You know things are dire when ironing appeals

Stuart Broad acknowledges the crowd after taking his fifth wicket. Photo by Reuters.
England great Stuart Broad sliced through the New Zealand top order. Photo: Reuters/ODT files
We all cope differently.

My wardrobe is full of nicely pressed shirts. Crisp cuffs. Stiff collars. Not a wrinkle, crease or pucker in sight.

You have to be pretty desperate to turn to ironing as a distraction. But then appalling scenes were playing out on the screen on Saturday night.

England great Stuart Broad sliced through the New Zealand top order to set up a 267-run win in the first test at Bay Oval.

The last time my iron produced so much steam, the Black Caps boasted an attack of Mark Gillespie, Daryl Tuffey and Iain O’Brien. And a revolving door saw the likes of Aaron Redmond, Jamie How, Martin Guptill, Tim McIntosh, Matthew Bell, Michael Papps, Rob Nicol and others try to fill the void at the top of the order.

They were steamy times to be a Black Caps fan.

The first 26 years were not too good, either. England rolled New Zealand for just 26 at Eden Park in 1955.

That game briefly came to mind on Saturday. By then the living room was like a sauna, the domestic duties paused only to fire off angry text messages.

‘‘It has been 10 years, but has normal service resumed?’’ read one bitter comment.

A lot of questions, which had been percolating since the previous summer when the Black Caps dropped home tests to Bangladesh and South Africa, surfaced again.

Is Kane Williamson the same player since the elbow complaint?

Has Henry Nicholls’ charmed run at international level come to an end?

Is Tom Latham a flat-track bully who has padded his average by scoring runs against the minnows?

Why haven’t more teams taken on those pedestrian half-trackers on which Neil Wagner has built a career?

Why didn’t we send an SOS to Trent Boult when Matt Henry went on paternity leave and Kyle Jamieson was ruled out with a back complaint?

Just 20 months ago, the Black Caps reached nirvana when they beat India to claim the inaugural World Test Championship title, so why is this happening?

It has been a dramatic decline.

But there is light filtering into that pit of despair where Black Caps fans have so often sought refuge.

Williamson is still the greatest New Zealand player since Richard Hadlee. He needs a further 33 runs to usurp Taylor at the top of the run-scoring list.

He scored a double ton against Pakistan during a marathon stay at the crease in December, so there cannot be too much wrong with said elbow.

Nicholls is struggling for form. But he has been in that position before and has a reputation for scoring tough runs when his side is up against it — and they are up against an England team playing test cricket at another level.

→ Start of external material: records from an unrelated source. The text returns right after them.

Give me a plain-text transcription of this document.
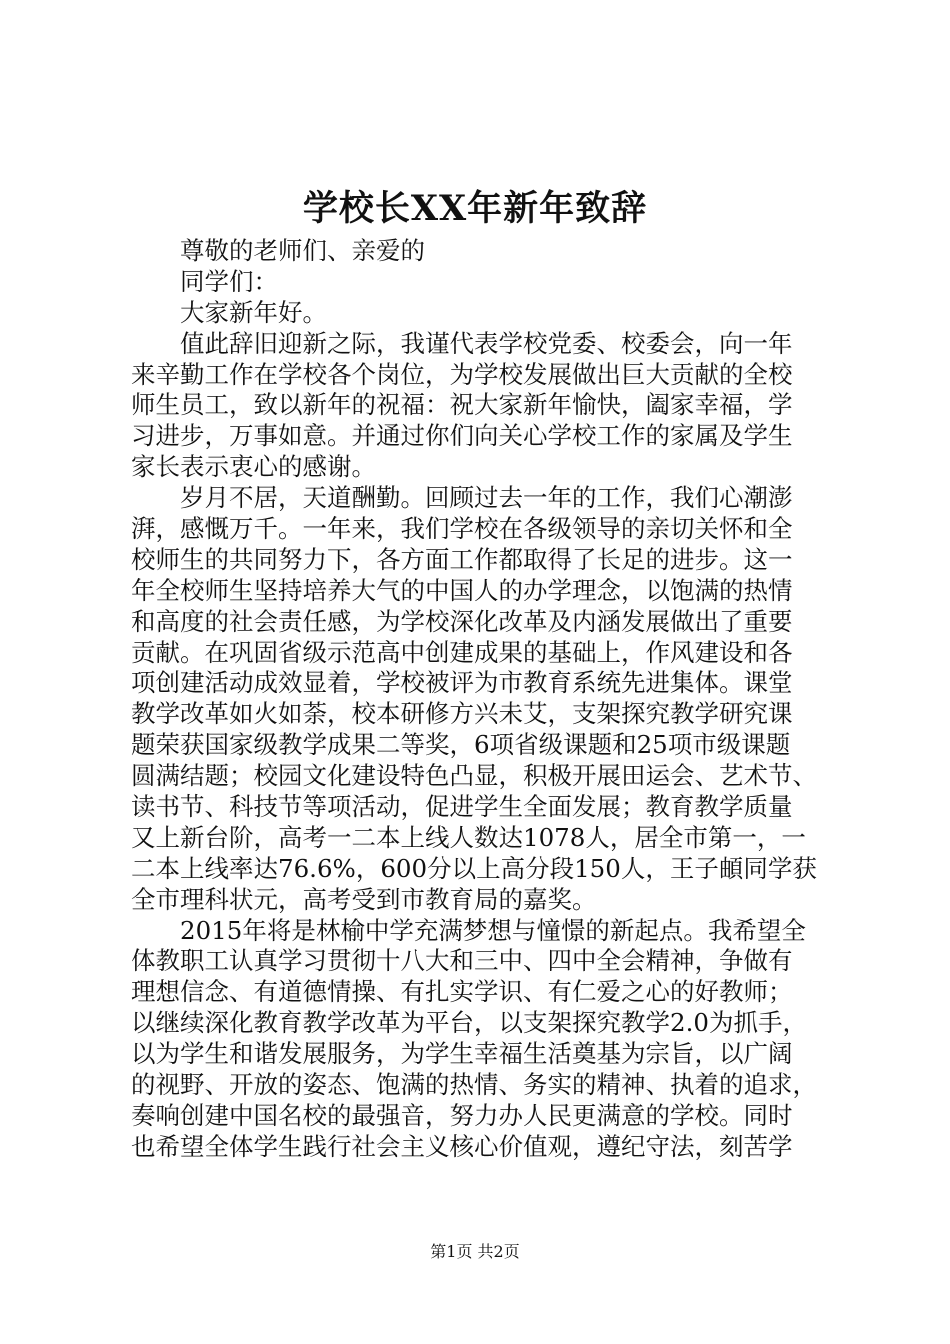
学校长XX年新年致辞

尊敬的老师们、亲爱的

同学们：

大家新年好。

值此辞旧迎新之际，我谨代表学校党委、校委会，向一年

来辛勤工作在学校各个岗位，为学校发展做出巨大贡献的全校

师生员工，致以新年的祝福：祝大家新年愉快，阖家幸福，学

习进步，万事如意。并通过你们向关心学校工作的家属及学生

家长表示衷心的感谢。

岁月不居，天道酬勤。回顾过去一年的工作，我们心潮澎

湃，感慨万千。一年来，我们学校在各级领导的亲切关怀和全

校师生的共同努力下，各方面工作都取得了长足的进步。这一

年全校师生坚持培养大气的中国人的办学理念，以饱满的热情

和高度的社会责任感，为学校深化改革及内涵发展做出了重要

贡献。在巩固省级示范高中创建成果的基础上，作风建设和各

项创建活动成效显着，学校被评为市教育系统先进集体。课堂

教学改革如火如荼，校本研修方兴未艾，支架探究教学研究课

题荣获国家级教学成果二等奖，6项省级课题和25项市级课题

圆满结题；校园文化建设特色凸显，积极开展田运会、艺术节、

读书节、科技节等项活动，促进学生全面发展；教育教学质量

又上新台阶，高考一二本上线人数达1078人，居全市第一，一

二本上线率达76.6%，600分以上高分段150人，王子頔同学获

全市理科状元，高考受到市教育局的嘉奖。

2015年将是林榆中学充满梦想与憧憬的新起点。我希望全

体教职工认真学习贯彻十八大和三中、四中全会精神，争做有

理想信念、有道德情操、有扎实学识、有仁爱之心的好教师；

以继续深化教育教学改革为平台，以支架探究教学2.0为抓手，

以为学生和谐发展服务，为学生幸福生活奠基为宗旨，以广阔

的视野、开放的姿态、饱满的热情、务实的精神、执着的追求，

奏响创建中国名校的最强音，努力办人民更满意的学校。同时

也希望全体学生践行社会主义核心价值观，遵纪守法，刻苦学

第1页 共2页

Latham missed out twice in the opening test. England batted at such a rapid clip, it was able to bowl during two of the three evening sessions where batting was significantly more difficult.

The opener struggled but he will be more at home at the Basin Reserve, where he averages nearly 50.

Wagner had a torrid time at Bay Oval, particularly in the second innings when he conceded 110 runs in 13 overs.

He is among the most resilient competitors around, though. He took some tap, yes, but he also picked up six wickets in the match. And describing his usual mode of attack as 125kmh half-trackers does not do justice to the accuracy and consistency with which he has been able to bowl that delivery during a productive career.

Henry returns from leave for game two. That will help plug the gap Boult’s non-selection has left.

He is a much better player than his bowling average of 41.09 suggests.

But if the Black Caps prove to have nothing more up their sleeve, at least I’ll get the crease out of my sleeves.